Sidney Yeates (ca. September 1831 – 20 June 1918) was a pastoralist and businessman in South Australia and Queensland, principal of the firm of Cudmore, Yeates and Co.

==History==
Sidney Yeates was born in London, and arrived in South Australia when 6 years of age. He selected Crown land at Mount Remarkable (now Melrose township), South Australia, grazing sheep until 1863, when he sold up to move to Queensland. With his brother John and overseer Frank Gardiner, he purchased 4000 sheep at Maitland, New South Wales, and drove them across New England via Quart Pot Creek (now Stanthorpe), Drayton, Dalby and Jinghi station to Mackay, thence to Mount Dryanda, Proserpine, where he settled on a property, but had hardly commenced operations, when Aboriginals killed one of the men and half of the sheep, so Yeates decided to abandon sheep for cattle, and moved to the Lynd River, selecting on Myall Downs.
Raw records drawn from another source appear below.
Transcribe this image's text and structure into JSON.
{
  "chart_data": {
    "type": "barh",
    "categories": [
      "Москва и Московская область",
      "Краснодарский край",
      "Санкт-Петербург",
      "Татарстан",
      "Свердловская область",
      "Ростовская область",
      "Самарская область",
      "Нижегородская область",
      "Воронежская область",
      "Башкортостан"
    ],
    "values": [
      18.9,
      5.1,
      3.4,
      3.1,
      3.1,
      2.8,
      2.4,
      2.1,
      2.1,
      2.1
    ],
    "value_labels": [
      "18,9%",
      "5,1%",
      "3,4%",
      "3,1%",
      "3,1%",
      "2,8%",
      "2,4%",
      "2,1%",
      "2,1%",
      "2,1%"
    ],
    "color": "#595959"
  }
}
Later he sold that property, and in 1868 selected land on the Don River, near Bowen, where they resided until 1880, when he entered into partnership with J. F. Cudmore, and moved to Adavale where they purchased Boondoon and Mentone leaseholds, with 4000 cattle. Subsequently, these properties were stocked with 50,000 sheep and were carried on until 1894, when Sidney Yeates retired from the partnership and lived privately first in Brisbane and later in Toowoomba.

==Other interests==
Sidney Yeates was a keen politician in the days of McIlwraith and Griffith, and fought vigorously for the transcontinental land grant railway scheme in the early 1880s. He was a prominent member of the Wangaratta Divisional Board.

==Family==
Sidney married Dymphna Maria Cudmore (1837 – 4 March 1899), daughter of Daniel Cudmore), on 27 March 1857.
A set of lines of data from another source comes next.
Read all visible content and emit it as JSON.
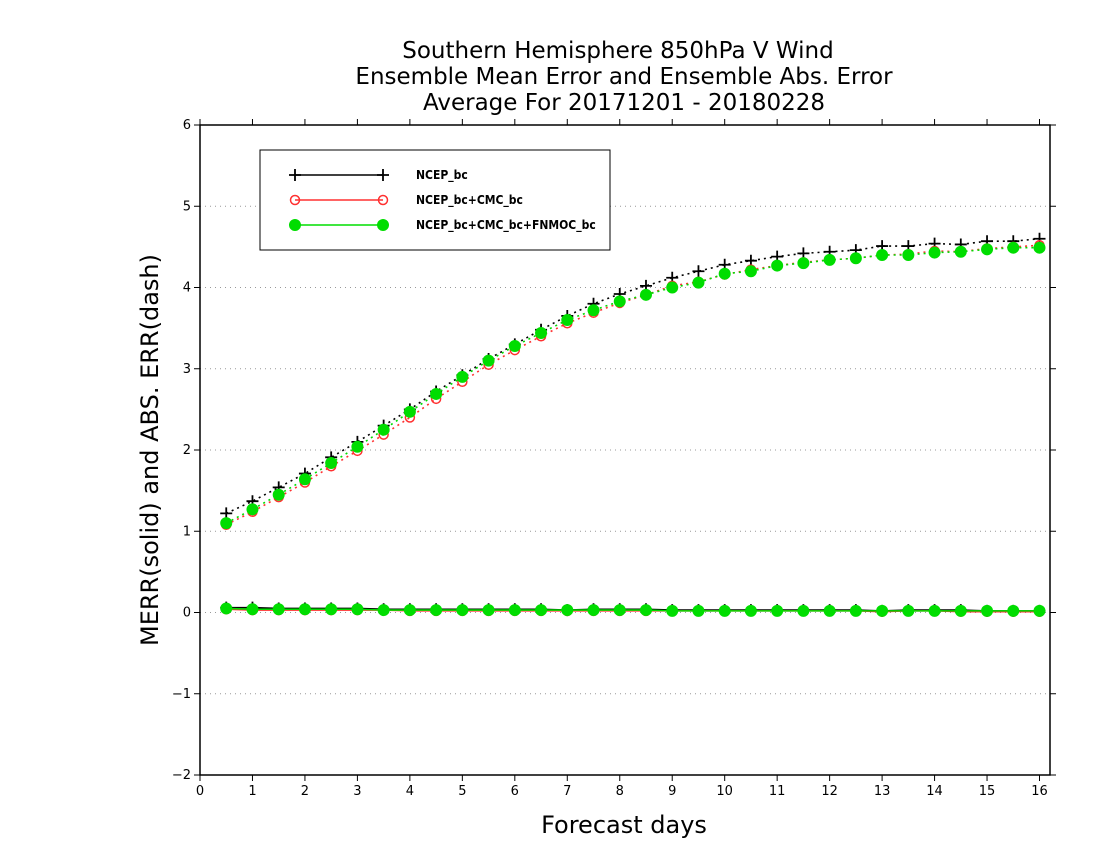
{
  "chart_data": {
    "type": "line",
    "title_lines": [
      "Southern Hemisphere 850hPa V Wind",
      "Ensemble Mean Error and Ensemble Abs. Error",
      "Average For 20171201 - 20180228"
    ],
    "xlabel": "Forecast days",
    "ylabel": "MERR(solid) and ABS. ERR(dash)",
    "xlim": [
      0,
      16.2
    ],
    "ylim": [
      -2,
      6
    ],
    "xticks": [
      0,
      1,
      2,
      3,
      4,
      5,
      6,
      7,
      8,
      9,
      10,
      11,
      12,
      13,
      14,
      15,
      16
    ],
    "yticks": [
      -2,
      -1,
      0,
      1,
      2,
      3,
      4,
      5,
      6
    ],
    "ytick_labels": [
      "−2",
      "−1",
      "0",
      "1",
      "2",
      "3",
      "4",
      "5",
      "6"
    ],
    "grid": "horizontal dotted",
    "legend_position": "top-left",
    "x": [
      0.5,
      1.0,
      1.5,
      2.0,
      2.5,
      3.0,
      3.5,
      4.0,
      4.5,
      5.0,
      5.5,
      6.0,
      6.5,
      7.0,
      7.5,
      8.0,
      8.5,
      9.0,
      9.5,
      10.0,
      10.5,
      11.0,
      11.5,
      12.0,
      12.5,
      13.0,
      13.5,
      14.0,
      14.5,
      15.0,
      15.5,
      16.0
    ],
    "series": [
      {
        "name": "NCEP_bc",
        "color": "#000000",
        "marker": "plus",
        "merr": [
          0.06,
          0.06,
          0.05,
          0.05,
          0.05,
          0.05,
          0.04,
          0.04,
          0.04,
          0.04,
          0.04,
          0.04,
          0.04,
          0.03,
          0.04,
          0.04,
          0.04,
          0.03,
          0.03,
          0.03,
          0.03,
          0.03,
          0.03,
          0.03,
          0.03,
          0.02,
          0.03,
          0.03,
          0.03,
          0.02,
          0.02,
          0.02
        ],
        "abs_err": [
          1.22,
          1.37,
          1.54,
          1.71,
          1.91,
          2.1,
          2.3,
          2.5,
          2.72,
          2.92,
          3.12,
          3.3,
          3.48,
          3.65,
          3.8,
          3.92,
          4.02,
          4.12,
          4.2,
          4.28,
          4.33,
          4.38,
          4.42,
          4.44,
          4.46,
          4.51,
          4.51,
          4.54,
          4.53,
          4.57,
          4.57,
          4.6
        ]
      },
      {
        "name": "NCEP_bc+CMC_bc",
        "color": "#ff3030",
        "marker": "open-circle",
        "merr": [
          0.04,
          0.03,
          0.03,
          0.03,
          0.03,
          0.03,
          0.03,
          0.02,
          0.02,
          0.02,
          0.02,
          0.02,
          0.02,
          0.02,
          0.02,
          0.02,
          0.02,
          0.02,
          0.02,
          0.02,
          0.02,
          0.02,
          0.02,
          0.02,
          0.02,
          0.01,
          0.02,
          0.02,
          0.01,
          0.01,
          0.01,
          0.01
        ],
        "abs_err": [
          1.08,
          1.24,
          1.42,
          1.6,
          1.8,
          1.99,
          2.19,
          2.4,
          2.63,
          2.84,
          3.05,
          3.23,
          3.4,
          3.56,
          3.69,
          3.81,
          3.91,
          4.02,
          4.07,
          4.16,
          4.22,
          4.27,
          4.31,
          4.34,
          4.36,
          4.4,
          4.41,
          4.45,
          4.44,
          4.48,
          4.5,
          4.52
        ]
      },
      {
        "name": "NCEP_bc+CMC_bc+FNMOC_bc",
        "color": "#00dd00",
        "marker": "filled-circle",
        "merr": [
          0.05,
          0.04,
          0.04,
          0.04,
          0.04,
          0.04,
          0.03,
          0.03,
          0.03,
          0.03,
          0.03,
          0.03,
          0.03,
          0.03,
          0.03,
          0.03,
          0.03,
          0.02,
          0.02,
          0.02,
          0.02,
          0.02,
          0.02,
          0.02,
          0.02,
          0.02,
          0.02,
          0.02,
          0.02,
          0.02,
          0.02,
          0.02
        ],
        "abs_err": [
          1.1,
          1.27,
          1.45,
          1.64,
          1.84,
          2.04,
          2.25,
          2.47,
          2.69,
          2.9,
          3.1,
          3.28,
          3.44,
          3.6,
          3.72,
          3.83,
          3.91,
          4.0,
          4.06,
          4.17,
          4.2,
          4.27,
          4.3,
          4.34,
          4.36,
          4.4,
          4.4,
          4.43,
          4.44,
          4.47,
          4.49,
          4.49
        ]
      }
    ]
  }
}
He was survived by nine sons. Albert (1860–1941) and the other older sons were pastoralists, while the two youngest, Kenneth and Herbert (1879–1945) were the principals of the firm of Yeates Bros, and Co., stock and station agents, Toowoomba, while Milo was in charge of the Dalby branch. Herbert was a member of Queensland's Legislative Assembly from 1938 to 1945.